A taxa de desemprego no Brasil caiu para 5,6% no trimestre encerrado em maio, o menor índice já registrado para esse período desde o início da série histórica da Pesquisa Nacional por Amostra de Domicílios (PNAD) Contínua, iniciada em 2012. O resultado divulgado nesta sexta-feira (26) pelo Instituto Brasileiro de Geografia e Estatística (IBGE) representa uma redução em relação aos 6,2% registrados no mesmo trimestre do ano passado e também frente aos 5,8% observados no trimestre anterior.
Os números mostram que o mercado de trabalho continua ampliando o número de pessoas ocupadas. Segundo o levantamento, o país alcançou cerca de 104,3 milhões de trabalhadores empregados, novo recorde da série histórica. Ao mesmo tempo, o contingente de desempregados caiu para aproximadamente 6,2 milhões de pessoas, o menor patamar para o período em treze anos.
Mais do que indicar melhora estatística, os dados revelam um cenário de maior dinamismo econômico. O aumento da ocupação tende a elevar o consumo das famílias, impulsionar o comércio e ampliar a arrecadação tributária, fatores que repercutem diretamente sobre estados como o Rio Grande do Norte.
RN pode sentir efeitos no comércio e nos serviços
Embora a pesquisa apresente dados nacionais, seus reflexos alcançam a economia potiguar. O Rio Grande do Norte possui forte participação dos setores de comércio, turismo e serviços, segmentos que costumam responder rapidamente ao aumento da renda e da geração de empregos no país.
Com mais brasileiros trabalhando e recebendo salários, cresce a tendência de aumento do consumo, da procura por viagens, hospedagem, alimentação fora de casa e compras no varejo. Esse movimento beneficia atividades econômicas que têm peso significativo no estado, especialmente em Natal e nos principais polos turísticos.
Além disso, empresas tendem a ampliar investimentos quando percebem um ambiente econômico mais favorável, o que pode estimular novas contratações também no mercado potiguar.

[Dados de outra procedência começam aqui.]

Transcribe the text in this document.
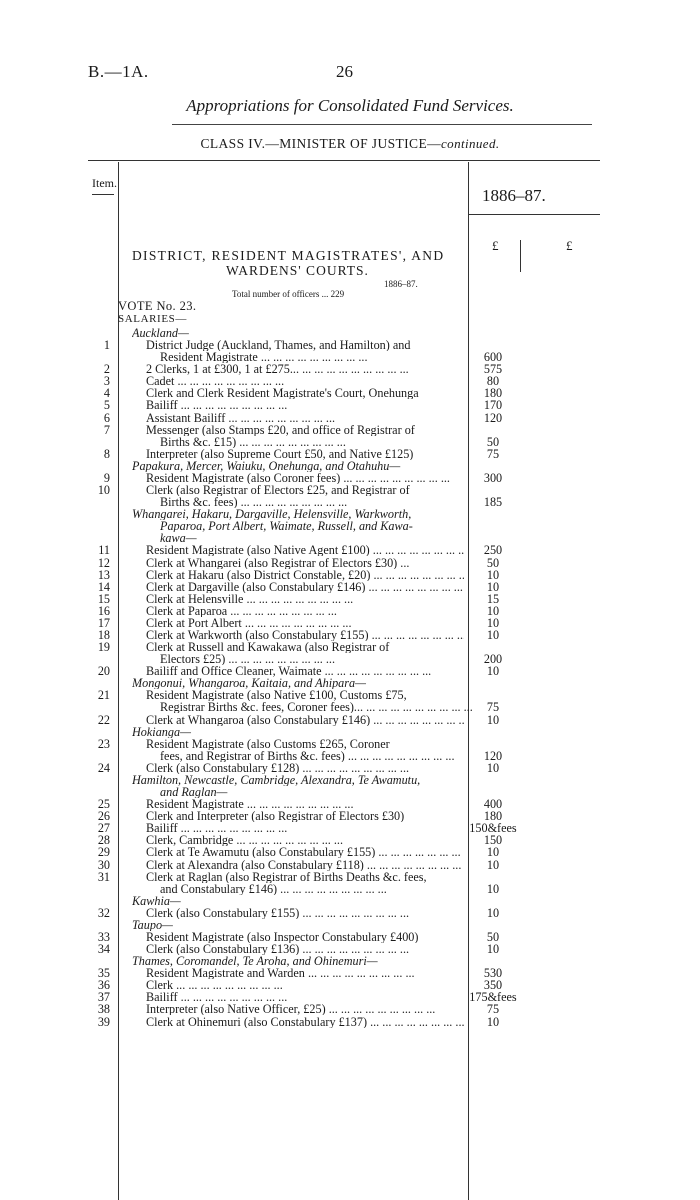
B.—1A.	26
Appropriations for Consolidated Fund Services.
CLASS IV.—MINISTER OF JUSTICE—continued.
Item.
1886–87.
£	£
DISTRICT, RESIDENT MAGISTRATES', AND
WARDENS' COURTS.
1886–87.
Total number of officers ... 229
VOTE No. 23.
SALARIES—
Auckland—
1	District Judge (Auckland, Thames, and Hamilton) and
Resident Magistrate ...	600
2	2 Clerks, 1 at £300, 1 at £275... ...	575
3	Cadet ...	80
4	Clerk and Clerk Resident Magistrate's Court, Onehunga	180
5	Bailiff ...	170
6	Assistant Bailiff ...	120
7	Messenger (also Stamps £20, and office of Registrar of
Births &c. £15) ...	50
8	Interpreter (also Supreme Court £50, and Native £125)	75
Papakura, Mercer, Waiuku, Onehunga, and Otahuhu—
9	Resident Magistrate (also Coroner fees) ...	300
10	Clerk (also Registrar of Electors £25, and Registrar of
Births &c. fees) ...	185
Whangarei, Hakaru, Dargaville, Helensville, Warkworth,
Paparoa, Port Albert, Waimate, Russell, and Kawa-
kawa—
11	Resident Magistrate (also Native Agent £100) ...	250
12	Clerk at Whangarei (also Registrar of Electors £30) ...	50
13	Clerk at Hakaru (also District Constable, £20) ...	10
14	Clerk at Dargaville (also Constabulary £146) ...	10
15	Clerk at Helensville ...	15
16	Clerk at Paparoa ...	10
17	Clerk at Port Albert ...	10
18	Clerk at Warkworth (also Constabulary £155) ...	10
19	Clerk at Russell and Kawakawa (also Registrar of
Electors £25) ...	200
20	Bailiff and Office Cleaner, Waimate ...	10
Mongonui, Whangaroa, Kaitaia, and Ahipara—
21	Resident Magistrate (also Native £100, Customs £75,
Registrar Births &c. fees, Coroner fees)... ...	75
22	Clerk at Whangaroa (also Constabulary £146) ...	10
Hokianga—
23	Resident Magistrate (also Customs £265, Coroner
fees, and Registrar of Births &c. fees) ...	120
24	Clerk (also Constabulary £128) ...	10
Hamilton, Newcastle, Cambridge, Alexandra, Te Awamutu,
and Raglan—
25	Resident Magistrate ...	400
26	Clerk and Interpreter (also Registrar of Electors £30)	180
27	Bailiff ...	150&fees
28	Clerk, Cambridge ...	150
29	Clerk at Te Awamutu (also Constabulary £155) ...	10
30	Clerk at Alexandra (also Constabulary £118) ...	10
31	Clerk at Raglan (also Registrar of Births Deaths &c. fees,
and Constabulary £146) ...	10
Kawhia—
32	Clerk (also Constabulary £155) ...	10
Taupo—
33	Resident Magistrate (also Inspector Constabulary £400)	50
34	Clerk (also Constabulary £136) ...	10
Thames, Coromandel, Te Aroha, and Ohinemuri—
35	Resident Magistrate and Warden ...	530
36	Clerk ...	350
37	Bailiff ...	175&fees
38	Interpreter (also Native Officer, £25) ...	75
39	Clerk at Ohinemuri (also Constabulary £137) ...	10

Rendimento do trabalhador também aumentou
Outro indicador divulgado pelo IBGE aponta crescimento da renda dos trabalhadores. O rendimento médio mensal chegou a R$ 3.726, valor 4% superior ao registrado no mesmo período do ano passado e praticamente estável em relação ao trimestre anterior, já considerando a inflação.
O avanço da renda reforça o efeito positivo sobre a atividade econômica. Quando trabalhadores ganham mais, aumentam as despesas com alimentação, vestuário, lazer, transporte e outros serviços, criando um ciclo que favorece empresas e estimula novas contratações.
Para estados cuja economia depende fortemente do consumo interno, como o Rio Grande do Norte, esse movimento tende a gerar impactos além do mercado de trabalho, alcançando arrecadação, investimentos privados e abertura de novos negócios.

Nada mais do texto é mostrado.